Water Talks Series n°2 - Prof. Géraldine Pflieger
Le Geneva Water Hub - Recherche et éducation - est fier de présenter la 2ème édition des « Water Talks Series ». Cette série présente une opportunité de prise de parole et de présentation d’idées pour des chercheurs autour des challenges contemporains liés à la gouvernance de l’eau. Les présentations, en anglais ou français, sont courtes et percutantes.
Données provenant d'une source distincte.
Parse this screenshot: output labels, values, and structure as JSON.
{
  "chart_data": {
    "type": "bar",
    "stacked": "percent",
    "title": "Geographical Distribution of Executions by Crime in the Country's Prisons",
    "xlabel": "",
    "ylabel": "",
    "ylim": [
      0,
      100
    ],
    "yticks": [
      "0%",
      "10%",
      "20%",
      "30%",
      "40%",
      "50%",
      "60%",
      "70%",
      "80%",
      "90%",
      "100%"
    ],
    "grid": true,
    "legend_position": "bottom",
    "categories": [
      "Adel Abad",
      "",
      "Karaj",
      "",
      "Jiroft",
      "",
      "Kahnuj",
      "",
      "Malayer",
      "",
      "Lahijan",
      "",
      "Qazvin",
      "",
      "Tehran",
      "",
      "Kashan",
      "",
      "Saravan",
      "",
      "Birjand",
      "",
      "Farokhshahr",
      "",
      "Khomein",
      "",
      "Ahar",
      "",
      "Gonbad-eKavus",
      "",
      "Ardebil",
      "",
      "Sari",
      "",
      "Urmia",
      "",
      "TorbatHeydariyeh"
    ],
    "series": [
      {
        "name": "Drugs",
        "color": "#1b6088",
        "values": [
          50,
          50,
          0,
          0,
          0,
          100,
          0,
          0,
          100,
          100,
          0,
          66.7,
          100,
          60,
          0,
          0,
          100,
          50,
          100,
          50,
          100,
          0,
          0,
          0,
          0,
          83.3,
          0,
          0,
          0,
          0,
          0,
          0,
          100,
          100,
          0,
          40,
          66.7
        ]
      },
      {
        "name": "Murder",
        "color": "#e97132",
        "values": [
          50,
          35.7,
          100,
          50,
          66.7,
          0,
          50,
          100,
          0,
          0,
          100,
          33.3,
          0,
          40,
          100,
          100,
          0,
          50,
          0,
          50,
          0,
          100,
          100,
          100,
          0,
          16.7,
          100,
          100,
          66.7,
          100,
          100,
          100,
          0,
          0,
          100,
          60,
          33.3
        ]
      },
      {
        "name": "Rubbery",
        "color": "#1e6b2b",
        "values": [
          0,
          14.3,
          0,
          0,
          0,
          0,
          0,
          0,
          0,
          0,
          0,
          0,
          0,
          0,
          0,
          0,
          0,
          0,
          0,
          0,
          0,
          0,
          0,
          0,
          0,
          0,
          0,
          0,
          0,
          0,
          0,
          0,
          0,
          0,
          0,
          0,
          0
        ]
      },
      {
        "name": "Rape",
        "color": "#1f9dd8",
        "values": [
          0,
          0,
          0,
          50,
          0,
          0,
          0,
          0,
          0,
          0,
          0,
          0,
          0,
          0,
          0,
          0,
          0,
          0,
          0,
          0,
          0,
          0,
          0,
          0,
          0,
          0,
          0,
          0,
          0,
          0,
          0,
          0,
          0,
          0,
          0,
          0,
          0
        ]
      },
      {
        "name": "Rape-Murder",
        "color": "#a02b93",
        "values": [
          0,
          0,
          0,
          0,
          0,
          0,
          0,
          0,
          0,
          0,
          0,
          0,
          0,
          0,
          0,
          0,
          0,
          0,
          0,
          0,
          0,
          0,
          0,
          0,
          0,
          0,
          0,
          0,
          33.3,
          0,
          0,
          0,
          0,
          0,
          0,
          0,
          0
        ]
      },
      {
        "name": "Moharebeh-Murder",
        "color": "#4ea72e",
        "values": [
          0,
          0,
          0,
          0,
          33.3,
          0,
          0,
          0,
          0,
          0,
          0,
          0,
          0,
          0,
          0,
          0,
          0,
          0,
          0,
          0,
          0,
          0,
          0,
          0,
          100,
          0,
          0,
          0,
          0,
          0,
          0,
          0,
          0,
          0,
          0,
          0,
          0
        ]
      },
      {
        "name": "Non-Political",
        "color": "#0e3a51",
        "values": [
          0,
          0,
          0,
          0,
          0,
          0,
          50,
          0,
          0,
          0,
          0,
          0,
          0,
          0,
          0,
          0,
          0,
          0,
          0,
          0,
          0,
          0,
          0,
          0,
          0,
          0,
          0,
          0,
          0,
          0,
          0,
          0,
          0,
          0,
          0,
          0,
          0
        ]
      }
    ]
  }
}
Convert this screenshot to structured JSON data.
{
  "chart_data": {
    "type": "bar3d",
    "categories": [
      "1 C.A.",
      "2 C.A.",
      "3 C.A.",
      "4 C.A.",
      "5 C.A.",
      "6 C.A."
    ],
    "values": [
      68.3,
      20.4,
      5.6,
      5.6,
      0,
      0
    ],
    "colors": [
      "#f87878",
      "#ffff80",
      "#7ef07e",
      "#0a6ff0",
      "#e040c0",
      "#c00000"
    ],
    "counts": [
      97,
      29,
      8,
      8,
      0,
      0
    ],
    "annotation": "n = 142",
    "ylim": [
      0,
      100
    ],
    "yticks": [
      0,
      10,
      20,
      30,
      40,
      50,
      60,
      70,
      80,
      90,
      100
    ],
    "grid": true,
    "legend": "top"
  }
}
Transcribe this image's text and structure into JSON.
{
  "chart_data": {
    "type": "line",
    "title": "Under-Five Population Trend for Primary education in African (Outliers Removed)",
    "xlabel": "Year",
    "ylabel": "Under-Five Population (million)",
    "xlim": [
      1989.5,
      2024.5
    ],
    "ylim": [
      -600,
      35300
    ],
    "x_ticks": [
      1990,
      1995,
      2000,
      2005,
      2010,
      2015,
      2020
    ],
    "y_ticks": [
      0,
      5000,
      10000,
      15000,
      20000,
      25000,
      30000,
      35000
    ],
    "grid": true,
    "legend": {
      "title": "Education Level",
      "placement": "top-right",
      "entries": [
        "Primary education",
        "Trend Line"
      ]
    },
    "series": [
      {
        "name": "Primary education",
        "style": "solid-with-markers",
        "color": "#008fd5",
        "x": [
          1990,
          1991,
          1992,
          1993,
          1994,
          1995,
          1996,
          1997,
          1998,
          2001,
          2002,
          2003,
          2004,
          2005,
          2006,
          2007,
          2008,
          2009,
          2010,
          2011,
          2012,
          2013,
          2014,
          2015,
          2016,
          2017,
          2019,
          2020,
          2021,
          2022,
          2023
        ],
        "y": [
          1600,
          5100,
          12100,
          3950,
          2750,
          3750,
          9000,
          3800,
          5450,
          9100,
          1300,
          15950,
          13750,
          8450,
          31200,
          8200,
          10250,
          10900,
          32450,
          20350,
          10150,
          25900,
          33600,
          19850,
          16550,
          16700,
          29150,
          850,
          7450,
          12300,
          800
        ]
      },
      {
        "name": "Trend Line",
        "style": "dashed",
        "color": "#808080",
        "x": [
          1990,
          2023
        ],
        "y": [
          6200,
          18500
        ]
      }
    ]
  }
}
Géraldine Pflieger est professeure associée en politiques urbaines et de l’environnement à l’Université de Genève (Département de science politique et relations internationales et Institut des sciences de l’environnement) et directrice du Pôle/Institut en Gouvernance de l’Environnement et Développement Territorial (P/IGEDT). Elle est titulaire de la Chaire UNESCO en hydropolitiques. Ses travaux de recherche portent sur la régulation des ressources naturelles partagées (principalement l’eau et le sol) – aux échelles internationales, régionales et locales (plus d'informations sur le site de l'UNIGE).
Territorialités en conflit pour la gouvernance de l’eau
Si les tensions et conflits sont nombreux entre Etats pour la gestion et le partage des ressources en eau, des tensions tout aussi fortes mais sans doute plus discrètes émergent entre différentes approches territoriales de la gouvernance de l’eau. Depuis le XIXe siècle, la doctrine Harmon a pu prévaloir, reconnaissant à chaque Etat une souveraineté pleine et entière sur les ressources en eau et les encourageant à coopérer pour prévenir les conflits. Mais, depuis la seconde moitié du XXe siècle, on note que trois grands types de territorialités entrent en tension et ce de façon croissante :
- Ce que nous qualifions d’hyper-territorialisation tout d’abord avec la relance de stratégies extractives des Etats et le retour de nationalismes hydriques sur tous les continents. Cette tendance est corrélée à l’élévation du stress hydrique et au changement climatique qui rend la ressource plus vulnérable et plus rare ;
- L’affirmation d’une néo-territorialisation de la ressource et de l’importance d’une gestion à l’échelle de systèmes hydriques ou de bassins versant qui transcende les limites des espaces institutionnels classiques. C’est l’émergence de syndicats de gestion, d’instances de bassin, d’organismes transfrontaliers de coordination, sous l’influence de corporations d’ingénieurs ou d’organisations environnementales qui mettent en exergue l’intérêt de dépasser une gouvernance fragmentée de la ressource et le besoin d’entités politiques spécifiques de gestion de la ressource.
- L’émergence d’un processus de post-territorialisation de la ressource qui se traduit par l’approfondissement d’une gouvernance globale de l’eau, à l’échelle planétaire. L’ambition d’une gouvernance globale de l’eau renforcée est de reconnaitre à l’eau le statut de ressource planétaire (au même titre que l’atmosphère ou la biodiversité) et à promouvoir une gouvernance approfondie qui supplante les intérêts des Etats.
Ces trois grandes modalités de territorialisation reposent la question de l’échelle légitime de gouvernance de l’eau et nous montrent que les changements environnementaux globaux qui pèsent sur la ressource n’amènent pas seulement à l’approfondissement des tensions entre Etats mais également à une nouvelle géopolitique des échelles de gouvernance de la ressource.